Question

Prove by the method of mathematical induction that 

a + (a + d) + (a + 2d) + ... + (a + (n – 1) d) = \(\frac{n}{2}\) {2a + (n – 1) d} for all n∈ N, where a, d∈R.

Answer 1

Let T(n) be the statement 

a + (a + d) + (a + 2d) + ... + (a + (n – 1)d) = \(\frac{n}{2}\) [2a + (n – 1)d]

Basic Step: 

For n = 1, LHS = a,  RHS = \(\frac{1}{2}\)[2a] = a 

⇒ LHS = RHS ⇒ T(1) is true.

Induction Step: 

Let T(k) hold true, i.e., 

a + (a + d) + (a + 2d) + ... + (a +(k – 1)d) = \(\frac{k}{2}\) [2a +(k – 1)d] 

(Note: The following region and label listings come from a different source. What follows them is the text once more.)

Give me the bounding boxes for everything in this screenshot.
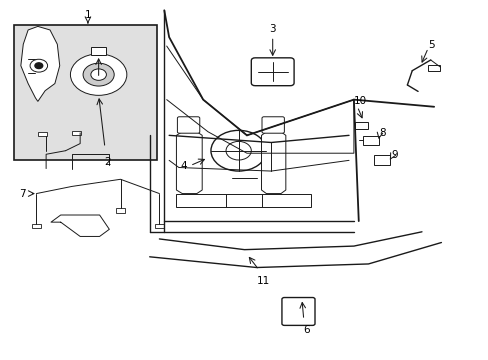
Text: 8: 8 (379, 128, 386, 138)
Bar (91, 47, 106, 55)
Bar (362, 136, 378, 145)
Circle shape (30, 59, 47, 72)
Text: 2: 2 (104, 157, 110, 167)
Circle shape (83, 63, 114, 86)
Text: 11: 11 (256, 276, 269, 286)
Circle shape (225, 141, 251, 160)
Polygon shape (261, 194, 310, 207)
Bar (38, 132, 47, 136)
Bar (155, 224, 163, 228)
Bar (373, 156, 389, 165)
FancyBboxPatch shape (262, 117, 284, 133)
Bar (116, 208, 124, 212)
Text: 10: 10 (353, 96, 366, 106)
Bar (427, 65, 440, 71)
FancyBboxPatch shape (251, 58, 293, 86)
Text: 3: 3 (269, 24, 275, 34)
Polygon shape (176, 194, 225, 207)
Bar (32, 224, 41, 228)
Bar (355, 122, 367, 129)
Bar (72, 131, 81, 135)
Polygon shape (176, 132, 202, 194)
Bar (14, 24, 157, 160)
Circle shape (35, 63, 42, 68)
Text: 1: 1 (84, 10, 91, 20)
Text: 7: 7 (19, 189, 26, 199)
Polygon shape (261, 132, 285, 194)
FancyBboxPatch shape (177, 117, 200, 133)
Circle shape (91, 69, 106, 80)
Polygon shape (21, 26, 60, 102)
Circle shape (70, 54, 126, 95)
Text: 6: 6 (303, 325, 309, 335)
Text: 5: 5 (427, 40, 434, 50)
Text: 9: 9 (391, 150, 398, 160)
FancyBboxPatch shape (282, 297, 314, 325)
Text: 4: 4 (180, 161, 187, 171)
Circle shape (210, 130, 266, 171)
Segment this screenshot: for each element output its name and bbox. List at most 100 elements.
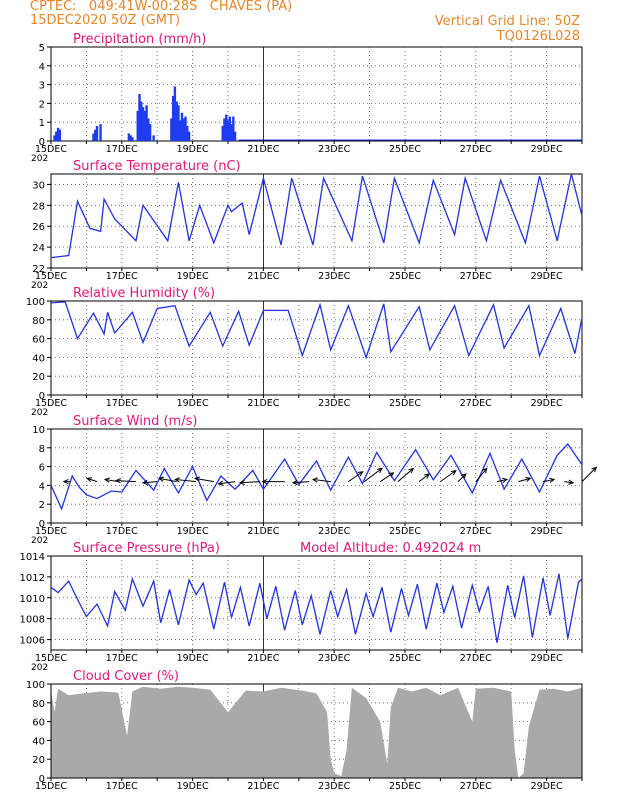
x-tick-label: 15DEC bbox=[35, 398, 67, 409]
x-year-label: 202 bbox=[31, 536, 48, 546]
wind-arrow-head bbox=[311, 477, 318, 483]
x-tick-label: 27DEC bbox=[460, 781, 492, 792]
x-tick-label: 25DEC bbox=[389, 526, 421, 537]
x-tick-label: 25DEC bbox=[389, 271, 421, 282]
x-tick-label: 29DEC bbox=[531, 271, 563, 282]
wind-arrow-head bbox=[261, 479, 268, 485]
y-tick-label: 30 bbox=[32, 180, 45, 191]
y-tick-label: 0 bbox=[39, 391, 45, 402]
series-line bbox=[50, 301, 583, 360]
precip-bar bbox=[152, 135, 155, 141]
x-tick-label: 15DEC bbox=[35, 144, 67, 155]
precip-bar bbox=[55, 131, 58, 141]
wind-arrow-head bbox=[157, 476, 165, 482]
y-tick-label: 20 bbox=[32, 372, 45, 383]
y-tick-label: 1012 bbox=[20, 573, 45, 584]
wind-arrow bbox=[158, 477, 177, 483]
precip-bar bbox=[223, 118, 226, 141]
precip-bar bbox=[99, 124, 102, 141]
wind-arrow-head bbox=[591, 466, 598, 473]
x-tick-label: 21DEC bbox=[247, 271, 279, 282]
wind-arrow-head bbox=[86, 477, 93, 483]
x-tick-label: 29DEC bbox=[531, 398, 563, 409]
precip-bar bbox=[92, 133, 95, 141]
grid-line-note: Vertical Grid Line: 50Z bbox=[434, 14, 580, 29]
y-tick-label: 0 bbox=[39, 774, 45, 785]
precip-bar bbox=[179, 120, 182, 141]
wind-arrow bbox=[564, 481, 574, 484]
precip-bar bbox=[230, 124, 233, 141]
x-tick-label: 27DEC bbox=[460, 526, 492, 537]
x-tick-label: 17DEC bbox=[106, 398, 138, 409]
panel-1: 0 1 2 3 4 5 15DEC 17DEC 19DEC 21DEC 23DEC 25DEC 27DE… bbox=[31, 32, 583, 164]
x-tick-label: 29DEC bbox=[531, 653, 563, 664]
wind-arrow-head bbox=[357, 471, 364, 477]
station-info: CPTEC: 049:41W-00:28S CHAVES (PA) bbox=[30, 0, 293, 14]
y-tick-label: 22 bbox=[32, 264, 45, 275]
y-tick-label: 0 bbox=[39, 519, 45, 530]
panel-3: 0 20 40 60 80 100 15DEC 17DEC 19DEC 21DEC 23DEC 25D… bbox=[26, 286, 583, 418]
precip-bar bbox=[141, 107, 145, 141]
precip-bar bbox=[226, 120, 230, 141]
x-tick-label: 17DEC bbox=[106, 781, 138, 792]
wind-arrow-head bbox=[450, 469, 457, 476]
series-line bbox=[50, 442, 583, 511]
x-tick-label: 27DEC bbox=[460, 144, 492, 155]
x-tick-label: 15DEC bbox=[35, 781, 67, 792]
plot-frame bbox=[50, 46, 583, 142]
wind-arrow-head bbox=[549, 477, 556, 483]
panel-title: Relative Humidity (%) bbox=[73, 286, 215, 301]
wind-arrow bbox=[175, 478, 197, 483]
precip-bar bbox=[186, 125, 189, 141]
y-tick-label: 1008 bbox=[20, 615, 45, 626]
x-tick-label: 17DEC bbox=[106, 653, 138, 664]
x-tick-label: 27DEC bbox=[460, 398, 492, 409]
wind-arrow bbox=[496, 478, 508, 483]
plot-frame bbox=[50, 173, 583, 269]
cloud-cover-area bbox=[51, 686, 582, 778]
wind-arrow-head bbox=[568, 479, 575, 485]
y-tick-label: 0 bbox=[39, 137, 45, 148]
y-tick-label: 80 bbox=[32, 316, 45, 327]
panel-2: 22 24 26 28 30 15DEC 17DEC 19DEC 21DEC 23DEC 25DEC… bbox=[31, 159, 583, 291]
x-tick-label: 21DEC bbox=[247, 144, 279, 155]
y-tick-label: 2 bbox=[39, 99, 45, 110]
x-tick-label: 21DEC bbox=[247, 781, 279, 792]
x-tick-label: 19DEC bbox=[177, 526, 209, 537]
precip-bar bbox=[170, 118, 173, 141]
y-tick-label: 8 bbox=[39, 444, 45, 455]
x-tick-label: 17DEC bbox=[106, 271, 138, 282]
wind-arrow-head bbox=[115, 478, 121, 484]
wind-arrow bbox=[240, 481, 260, 484]
precip-bar bbox=[184, 116, 187, 141]
wind-arrow bbox=[348, 471, 363, 483]
y-tick-label: 80 bbox=[32, 699, 45, 710]
x-tick-label: 21DEC bbox=[247, 398, 279, 409]
precip-bar bbox=[175, 101, 178, 141]
wind-arrow bbox=[116, 480, 136, 483]
x-tick-label: 15DEC bbox=[35, 526, 67, 537]
precip-bar bbox=[171, 95, 175, 141]
series-line bbox=[50, 573, 583, 643]
y-tick-label: 4 bbox=[39, 481, 45, 492]
y-tick-label: 3 bbox=[39, 81, 45, 92]
wind-arrow-head bbox=[525, 476, 532, 482]
y-tick-label: 4 bbox=[39, 62, 45, 73]
y-tick-label: 2 bbox=[39, 500, 45, 511]
precip-bar bbox=[94, 129, 97, 141]
x-tick-label: 19DEC bbox=[177, 398, 209, 409]
panel-title: Surface Pressure (hPa) bbox=[73, 541, 220, 556]
y-tick-label: 26 bbox=[32, 222, 45, 233]
panel-4: 0 2 4 6 8 10 15DEC 17DEC 19DEC 21DEC 23DEC 25DEC 27D… bbox=[31, 414, 598, 546]
precip-bar bbox=[225, 114, 228, 141]
wind-arrow bbox=[397, 468, 414, 483]
wind-arrow bbox=[363, 468, 383, 483]
wind-arrow-head bbox=[291, 479, 298, 486]
x-tick-label: 27DEC bbox=[460, 271, 492, 282]
wind-arrow bbox=[518, 477, 531, 483]
plot-frame bbox=[50, 300, 583, 396]
y-tick-label: 60 bbox=[32, 718, 45, 729]
x-tick-label: 25DEC bbox=[389, 398, 421, 409]
wind-arrow bbox=[312, 478, 331, 483]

Now to show that T (k + 1) holds true, we add the (k + 1)^th term, i.e., a + {(k + 1) – 1} d = a + kd to both the sides of T(k), i.e., 

a + (a + d) + (a + 2d) + ... + (a + (k – 1) d) + (a + kd)

= \(\frac{k}{2}\) [2a+(k-1)d] +(a+kd) = ak + \(\frac{k(k-1)d}{2}\) +a + kd

= a (k + 1) + \(\frac{1}{2}\) {k(k – 1)d + 2kd} = (k + 1) a + \(\frac{1}{2}\) {k²d + kd} 

= (k + 1) a + \(\frac{1}{2}\)k(k + 1)d = \(\frac{(k+1)}{2}\) + [2a + {(k + 1) – 1}d]. 

Thus, T (k + 1) is true, whenever T(k) is true.